事件の概要
韓国の大手コングロマリットである京元グループ(Kyowon Group)は、最近のサイバー攻撃によりシステムが停止し、顧客情報が流出した可能性があることを公表しました。同社は今週初めに、ランサムウェア攻撃の疑いでシステムが標的になったことを認識したと発表。その後、本日(1月14日)の追加発表で、このランサムウェアインシデントが2026年1月10日午前10時頃に発生し、攻撃者によって顧客データが外部に持ち出されたことを確認しました。
京元グループについて
京元グループは、教育・出版、デジタル学習ツール、ホスピタリティ、各種消費者サービスを専門とする韓国の著名な企業です。韓国メディアによると、同社には960万以上のアカウントが登録されており、約550万人の個人情報がハッカーに流出した可能性があります。また、同社の800台のサーバーのうち、約600台が今回のランサムウェア攻撃の影響を受けたと報じられています。
インシデントの詳細と対応
京元グループのサイバーインシデントは、今週初めに発生したサービス停止によって明らかになりました。同社は直ちに対応を開始し、韓国インターネットセキュリティ庁(KISA)に通知。顧客情報の流出が確認された場合には、速やかに顧客に通知することを約束しました。本日更新された京元グループのウェブサイトでの発表では、一部のデータが攻撃中に盗まれたことは確認されているものの、顧客情報が含まれているかについては「関連当局およびセキュリティ専門家と協力して詳細な調査を進めている」とし、「情報漏洩が確認された場合は、透明性のある情報を提供する計画だ」と述べています。
サービス復旧と攻撃者の動向
同社は現在、オンラインサービスの復旧作業に取り組んでおり、そのプロセスは最終段階にあると報じられています。本稿執筆時点では、主要なランサムウェアグループでこの京元グループへの攻撃について犯行声明を出しているところはありません。BleepingComputerは同社に詳細を問い合わせましたが、記事掲載までに回答は得られていません。
韓国企業を狙った最近のサイバー攻撃
京元グループのデータ侵害は、韓国企業を標的とした一連の大規模なサイバー攻撃の最新事例であり、これらの攻撃により多数の国民の機密データが流出しています。以下に最近の主な事例を挙げます。

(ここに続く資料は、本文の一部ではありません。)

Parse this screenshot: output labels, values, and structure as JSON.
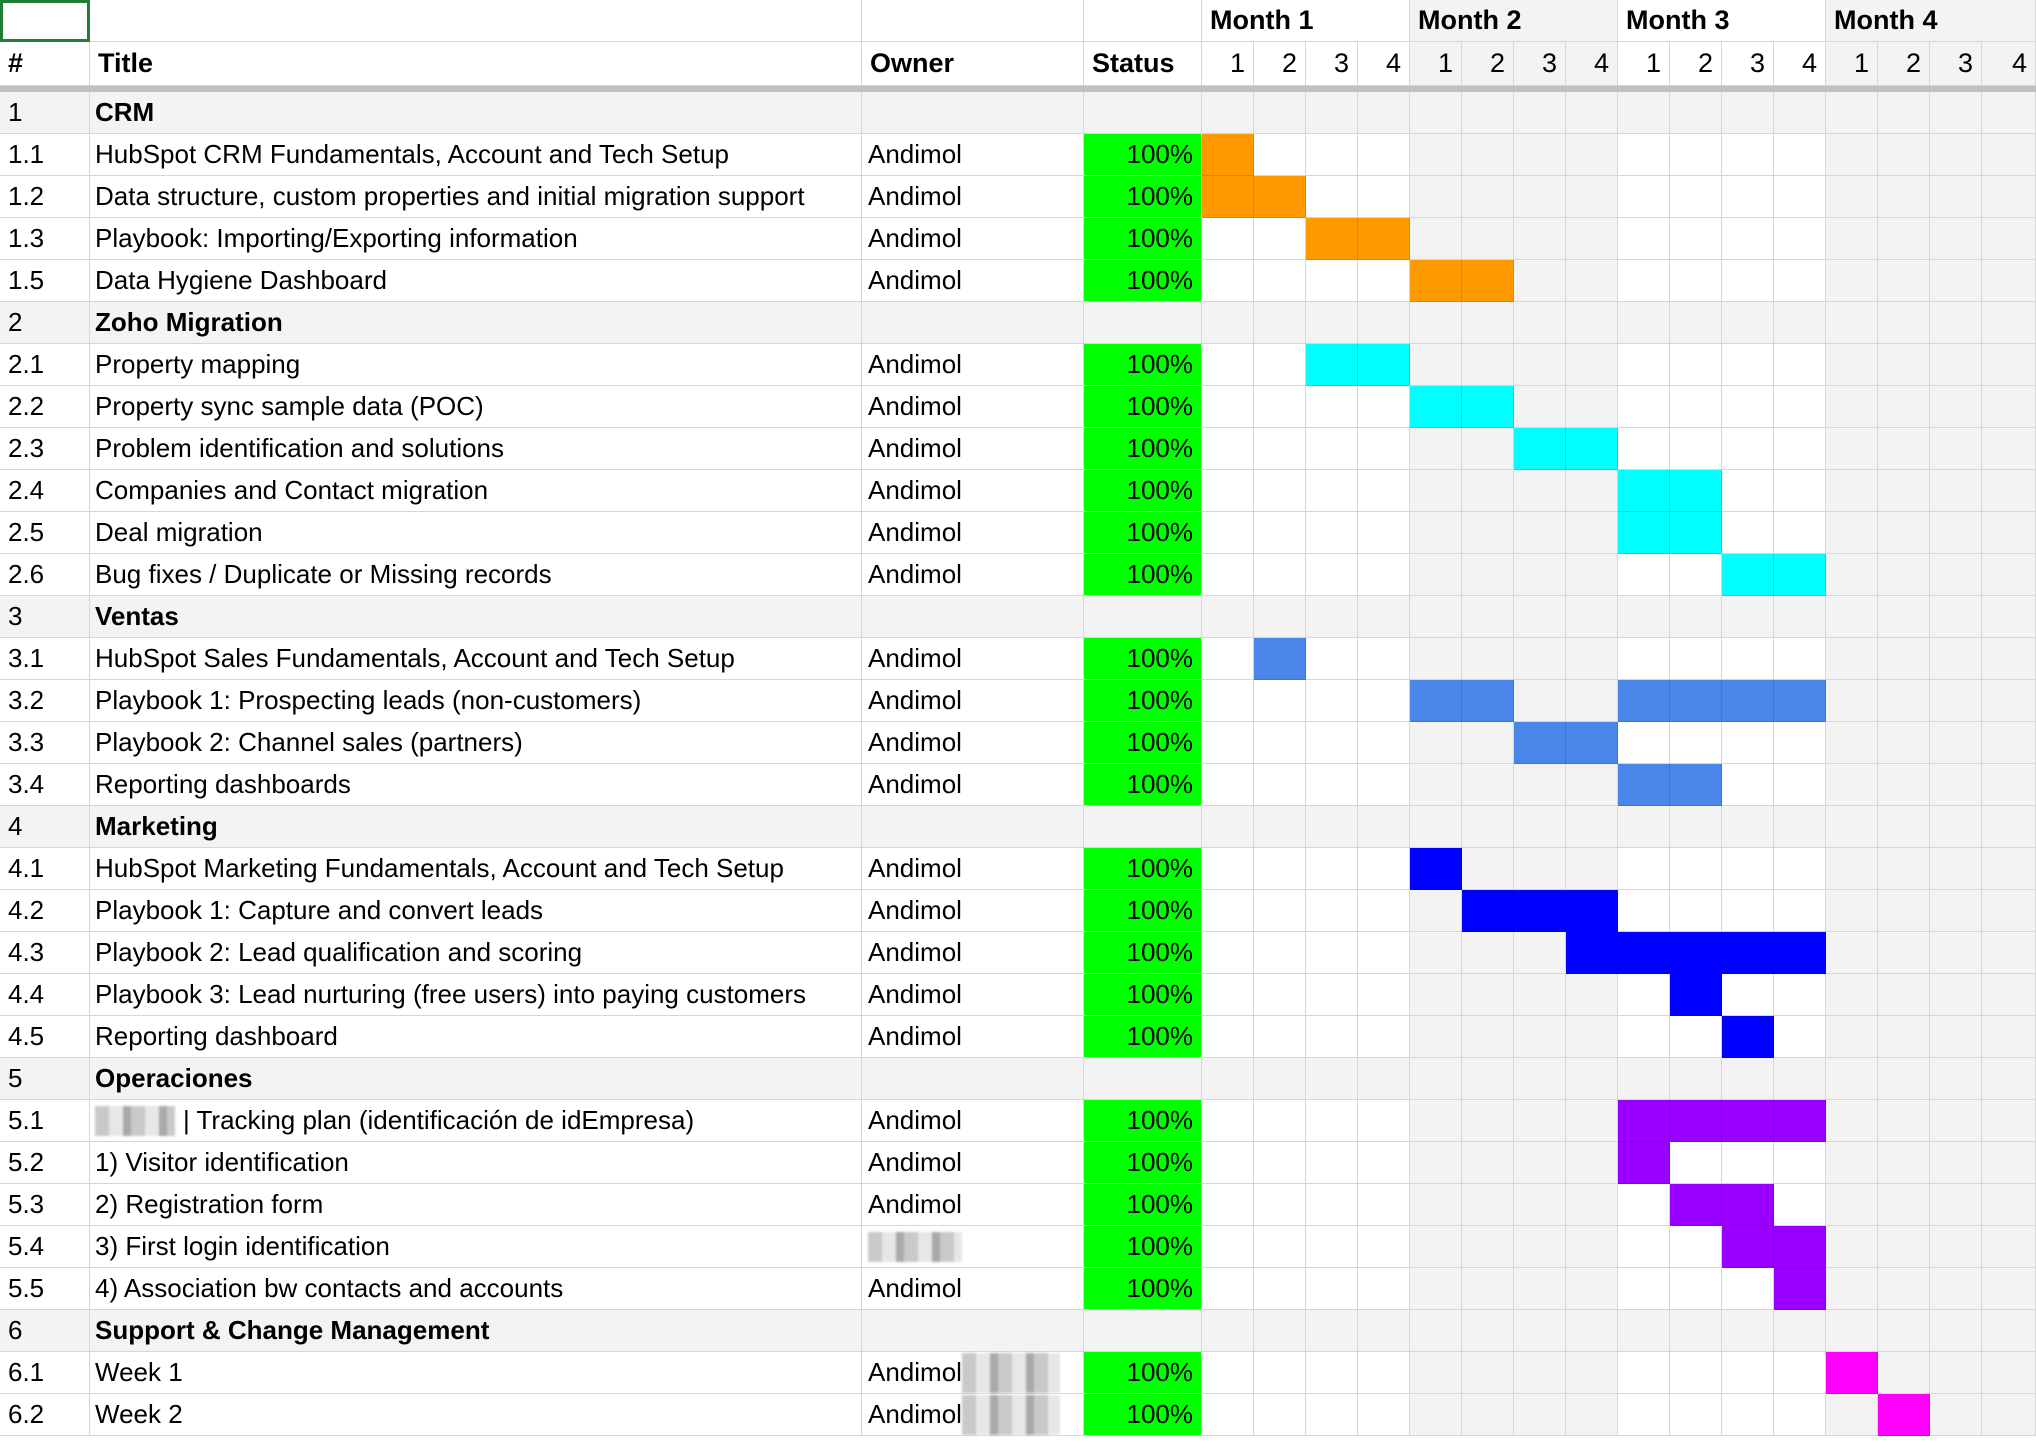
{
  "colors": {
    "status_green": "#00ff00",
    "crm": "#ff9900",
    "zoho": "#00ffff",
    "ventas": "#4a86e8",
    "marketing": "#0000ff",
    "operaciones": "#9900ff",
    "support": "#ff00ff"
  },
  "header": {
    "hash": "#",
    "title": "Title",
    "owner": "Owner",
    "status": "Status",
    "months": [
      "Month 1",
      "Month 2",
      "Month 3",
      "Month 4"
    ],
    "weeks": [
      "1",
      "2",
      "3",
      "4",
      "1",
      "2",
      "3",
      "4",
      "1",
      "2",
      "3",
      "4",
      "1",
      "2",
      "3",
      "4"
    ]
  },
  "rows": [
    {
      "num": "1",
      "title": "CRM",
      "section": true
    },
    {
      "num": "1.1",
      "title": "HubSpot CRM Fundamentals, Account and Tech Setup",
      "owner": "Andimol",
      "status": "100%",
      "color": "crm",
      "weeks": [
        1
      ]
    },
    {
      "num": "1.2",
      "title": "Data structure, custom properties and initial migration support",
      "owner": "Andimol",
      "status": "100%",
      "color": "crm",
      "weeks": [
        1,
        2
      ]
    },
    {
      "num": "1.3",
      "title": "Playbook: Importing/Exporting information",
      "owner": "Andimol",
      "status": "100%",
      "color": "crm",
      "weeks": [
        3,
        4
      ]
    },
    {
      "num": "1.5",
      "title": "Data Hygiene Dashboard",
      "owner": "Andimol",
      "status": "100%",
      "color": "crm",
      "weeks": [
        5,
        6
      ]
    },
    {
      "num": "2",
      "title": "Zoho Migration",
      "section": true
    },
    {
      "num": "2.1",
      "title": "Property mapping",
      "owner": "Andimol",
      "status": "100%",
      "color": "zoho",
      "weeks": [
        3,
        4
      ]
    },
    {
      "num": "2.2",
      "title": "Property sync sample data (POC)",
      "owner": "Andimol",
      "status": "100%",
      "color": "zoho",
      "weeks": [
        5,
        6
      ]
    },
    {
      "num": "2.3",
      "title": "Problem identification and solutions",
      "owner": "Andimol",
      "status": "100%",
      "color": "zoho",
      "weeks": [
        7,
        8
      ]
    },
    {
      "num": "2.4",
      "title": "Companies and Contact migration",
      "owner": "Andimol",
      "status": "100%",
      "color": "zoho",
      "weeks": [
        9,
        10
      ]
    },
    {
      "num": "2.5",
      "title": "Deal migration",
      "owner": "Andimol",
      "status": "100%",
      "color": "zoho",
      "weeks": [
        9,
        10
      ]
    },
    {
      "num": "2.6",
      "title": "Bug fixes / Duplicate or Missing records",
      "owner": "Andimol",
      "status": "100%",
      "color": "zoho",
      "weeks": [
        11,
        12
      ]
    },
    {
      "num": "3",
      "title": "Ventas",
      "section": true
    },
    {
      "num": "3.1",
      "title": "HubSpot Sales Fundamentals, Account and Tech Setup",
      "owner": "Andimol",
      "status": "100%",
      "color": "ventas",
      "weeks": [
        2
      ]
    },
    {
      "num": "3.2",
      "title": "Playbook 1: Prospecting leads (non-customers)",
      "owner": "Andimol",
      "status": "100%",
      "color": "ventas",
      "weeks": [
        5,
        6,
        9,
        10,
        11,
        12
      ]
    },
    {
      "num": "3.3",
      "title": "Playbook 2: Channel sales (partners)",
      "owner": "Andimol",
      "status": "100%",
      "color": "ventas",
      "weeks": [
        7,
        8
      ]
    },
    {
      "num": "3.4",
      "title": "Reporting dashboards",
      "owner": "Andimol",
      "status": "100%",
      "color": "ventas",
      "weeks": [
        9,
        10
      ]
    },
    {
      "num": "4",
      "title": "Marketing",
      "section": true
    },
    {
      "num": "4.1",
      "title": "HubSpot Marketing Fundamentals, Account and Tech Setup",
      "owner": "Andimol",
      "status": "100%",
      "color": "marketing",
      "weeks": [
        5
      ]
    },
    {
      "num": "4.2",
      "title": "Playbook 1: Capture and convert leads",
      "owner": "Andimol",
      "status": "100%",
      "color": "marketing",
      "weeks": [
        6,
        7,
        8
      ]
    },
    {
      "num": "4.3",
      "title": "Playbook 2: Lead qualification and scoring",
      "owner": "Andimol",
      "status": "100%",
      "color": "marketing",
      "weeks": [
        8,
        9,
        10,
        11,
        12
      ]
    },
    {
      "num": "4.4",
      "title": "Playbook 3: Lead nurturing (free users) into paying customers",
      "owner": "Andimol",
      "status": "100%",
      "color": "marketing",
      "weeks": [
        10
      ]
    },
    {
      "num": "4.5",
      "title": "Reporting dashboard",
      "owner": "Andimol",
      "status": "100%",
      "color": "marketing",
      "weeks": [
        11
      ]
    },
    {
      "num": "5",
      "title": "Operaciones",
      "section": true
    },
    {
      "num": "5.1",
      "title": "| Tracking plan (identificación de idEmpresa)",
      "owner": "Andimol",
      "status": "100%",
      "color": "operaciones",
      "weeks": [
        9,
        10,
        11,
        12
      ],
      "redacted_title": true
    },
    {
      "num": "5.2",
      "title": "1) Visitor identification",
      "owner": "Andimol",
      "status": "100%",
      "color": "operaciones",
      "weeks": [
        9
      ]
    },
    {
      "num": "5.3",
      "title": "2) Registration form",
      "owner": "Andimol",
      "status": "100%",
      "color": "operaciones",
      "weeks": [
        10,
        11
      ]
    },
    {
      "num": "5.4",
      "title": "3) First login identification",
      "owner": "",
      "status": "100%",
      "color": "operaciones",
      "weeks": [
        11,
        12
      ],
      "redacted_owner": true
    },
    {
      "num": "5.5",
      "title": "4) Association bw contacts and accounts",
      "owner": "Andimol",
      "status": "100%",
      "color": "operaciones",
      "weeks": [
        12
      ]
    },
    {
      "num": "6",
      "title": "Support & Change Management",
      "section": true
    },
    {
      "num": "6.1",
      "title": "Week 1",
      "owner": "Andimol",
      "status": "100%",
      "color": "support",
      "weeks": [
        13
      ],
      "redacted_after_owner": true
    },
    {
      "num": "6.2",
      "title": "Week 2",
      "owner": "Andimol",
      "status": "100%",
      "color": "support",
      "weeks": [
        14
      ],
      "redacted_after_owner": true
    }
  ]
}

- 2025年12月: 小売大手クーパン(Coupang)が、3370万人の顧客に影響を与えるデータ侵害を受けました。
- 韓国のフラッグキャリアである大韓航空も、従業員情報を流出させるサイバーセキュリティインシデントを公表しました。
- 2025年5月: SKテレコムは、2022年以降のマルウェア侵害により、2700万人のUSIMデータが流出したことを明らかにしました。
- 同時期に、ディオールの韓国オンラインショップも、顧客の注文情報がハッカーに流出するセキュリティインシデントを報告しました。